Como é passear por um lugar sem enxergar?
Saí em viagem pelo mundo de um jeito diferente: clicando nos destinos por meio de um aplicativo, ouvindo quem passava por eles e o que acontecia por lá.
Saí em viagem pelo mundo de um jeito diferente: clicando nos destinos por meio de um aplicativo, ouvindo quem passava por eles e o que acontecia por lá. Conheça o Blind Wiki, uma plataforma colaborativa para pessoas cegas ou com baixa visão.

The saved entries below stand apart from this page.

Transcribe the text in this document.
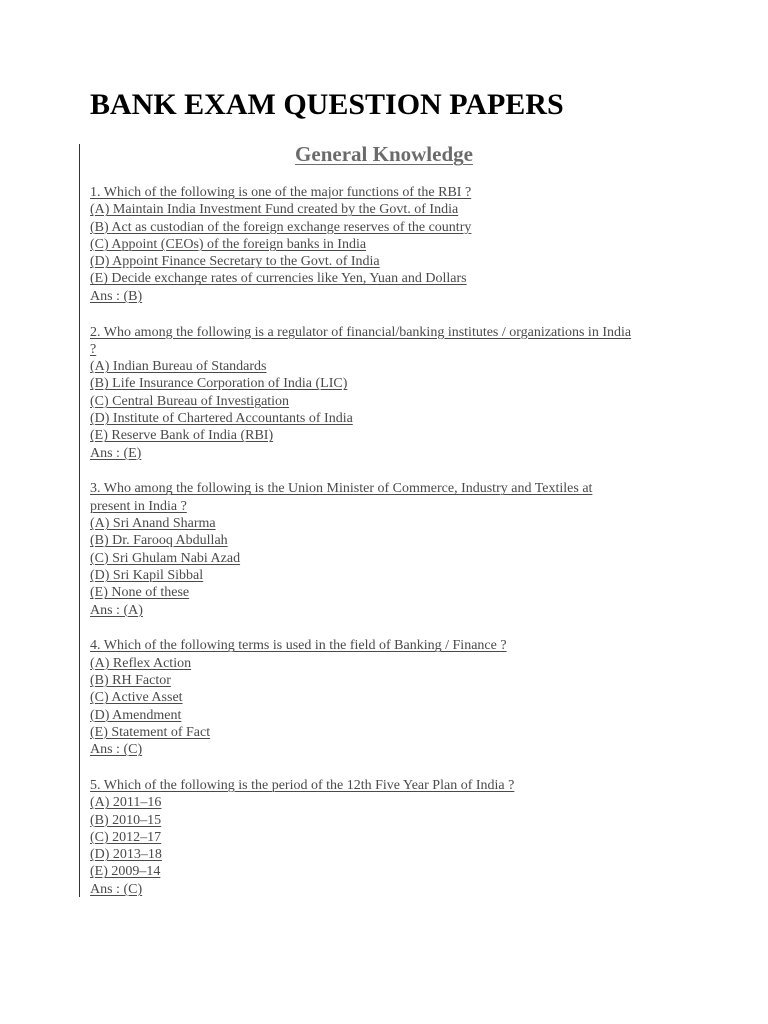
BANK EXAM QUESTION PAPERS
General Knowledge
1. Which of the following is one of the major functions of the RBI ?
(A) Maintain India Investment Fund created by the Govt. of India
(B) Act as custodian of the foreign exchange reserves of the country
(C) Appoint (CEOs) of the foreign banks in India
(D) Appoint Finance Secretary to the Govt. of India
(E) Decide exchange rates of currencies like Yen, Yuan and Dollars
Ans : (B)
2. Who among the following is a regulator of financial/banking institutes / organizations in India
?
(A) Indian Bureau of Standards
(B) Life Insurance Corporation of India (LIC)
(C) Central Bureau of Investigation
(D) Institute of Chartered Accountants of India
(E) Reserve Bank of India (RBI)
Ans : (E)
3. Who among the following is the Union Minister of Commerce, Industry and Textiles at
present in India ?
(A) Sri Anand Sharma
(B) Dr. Farooq Abdullah
(C) Sri Ghulam Nabi Azad
(D) Sri Kapil Sibbal
(E) None of these
Ans : (A)
4. Which of the following terms is used in the field of Banking / Finance ?
(A) Reflex Action
(B) RH Factor
(C) Active Asset
(D) Amendment
(E) Statement of Fact
Ans : (C)
5. Which of the following is the period of the 12th Five Year Plan of India ?
(A) 2011–16
(B) 2010–15
(C) 2012–17
(D) 2013–18
(E) 2009–14
Ans : (C)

Há algumas semanas recebi um convite. Era para um passeio por São Paulo. Mas não um simples passeio. À medida que fossem andando, as pessoas da excursão iriam escutando e sentindo o que se passava no entorno, registrando suas percepções em gravações de áudio no celular para então postá-las ao vivo. Da união dessas percepções, surgiu imediatamente um mapa.

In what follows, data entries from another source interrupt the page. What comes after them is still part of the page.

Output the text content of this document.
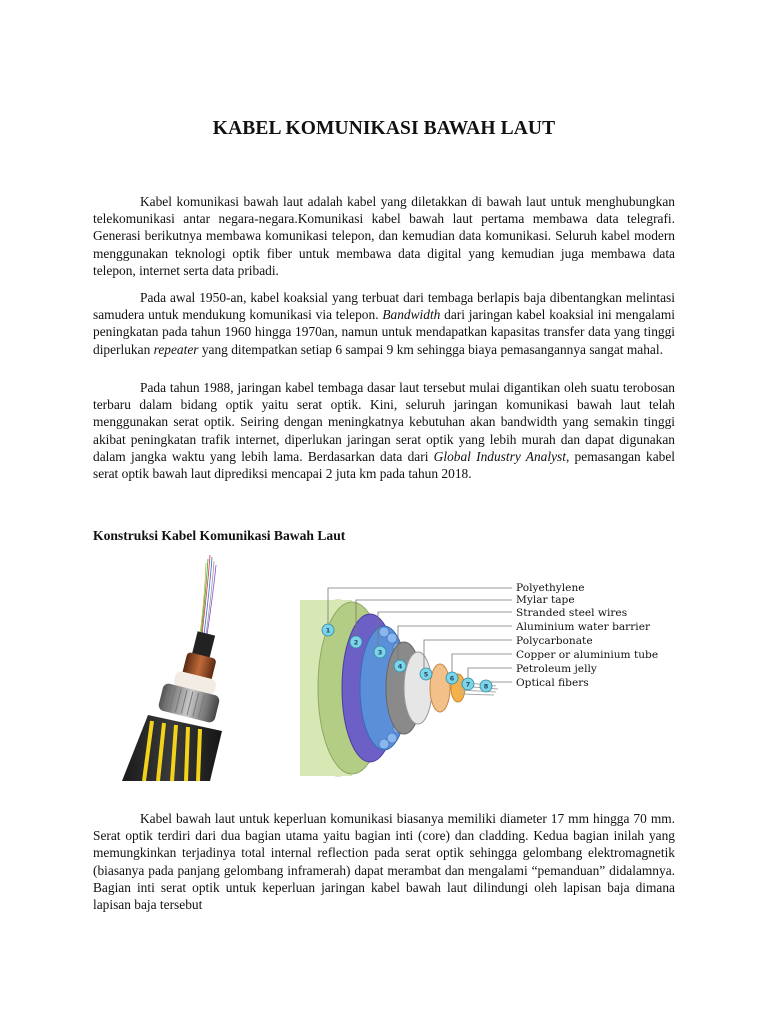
KABEL KOMUNIKASI BAWAH LAUT

Kabel komunikasi bawah laut adalah kabel yang diletakkan di bawah laut untuk menghubungkan telekomunikasi antar negara-negara.Komunikasi kabel bawah laut pertama membawa data telegrafi. Generasi berikutnya membawa komunikasi telepon, dan kemudian data komunikasi. Seluruh kabel modern menggunakan teknologi optik fiber untuk membawa data digital yang kemudian juga membawa data telepon, internet serta data pribadi.

Pada awal 1950-an, kabel koaksial yang terbuat dari tembaga berlapis baja dibentangkan melintasi samudera untuk mendukung komunikasi via telepon. Bandwidth dari jaringan kabel koaksial ini mengalami peningkatan pada tahun 1960 hingga 1970an, namun untuk mendapatkan kapasitas transfer data yang tinggi diperlukan repeater yang ditempatkan setiap 6 sampai 9 km sehingga biaya pemasangannya sangat mahal.

Pada tahun 1988, jaringan kabel tembaga dasar laut tersebut mulai digantikan oleh suatu terobosan terbaru dalam bidang optik yaitu serat optik. Kini, seluruh jaringan komunikasi bawah laut telah menggunakan serat optik. Seiring dengan meningkatnya kebutuhan akan bandwidth yang semakin tinggi akibat peningkatan trafik internet, diperlukan jaringan serat optik yang lebih murah dan dapat digunakan dalam jangka waktu yang lebih lama. Berdasarkan data dari Global Industry Analyst, pemasangan kabel serat optik bawah laut diprediksi mencapai 2 juta km pada tahun 2018.

Konstruksi Kabel Komunikasi Bawah Laut
1
2
3
4
5	6
7 8
Polyethylene
Mylar tape
Stranded steel wires
Aluminium water barrier
Polycarbonate
Copper or aluminium tube
Petroleum jelly
Optical fibers

Kabel bawah laut untuk keperluan komunikasi biasanya memiliki diameter 17 mm hingga 70 mm. Serat optik terdiri dari dua bagian utama yaitu bagian inti (core) dan cladding. Kedua bagian inilah yang memungkinkan terjadinya total internal reflection pada serat optik sehingga gelombang elektromagnetik (biasanya pada panjang gelombang inframerah) dapat merambat dan mengalami “pemanduan” didalamnya. Bagian inti serat optik untuk keperluan jaringan kabel bawah laut dilindungi oleh lapisan baja dimana lapisan baja tersebut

A princípio, pensei que se tratasse de uma excursão de cartografia afetiva. Já ouviu falar? A cartografia afetiva é um exercício de construir um mapa e se colocar nele, e durante esse processo seguir refletindo sobre seu lugar dentro dele, observando seu encaixe ali naquelas linhas e desenhos de acordo com a sua identidade, classe social, gênero, etnia… Algumas escolas trabalham o ensino da cartografia assim, a partir de mapas construídos pelos próprios alunos. Esse tipo de trabalho desperta, em especial, a consciência crítica. Mas era mais que isso.
O convite era para participar da construção de um mapa de percepções ainda mais particulares. O passeio já havia acontecido na Itália, Polônia, Alemanha e Austrália, e agora desembarcava no estado de São Paulo — na capital e em Sorocaba — com paradas em alguns dos mais importantes pontos culturais e de convívio das duas cidades. Antes, porém, eu deveria baixar um aplicativo.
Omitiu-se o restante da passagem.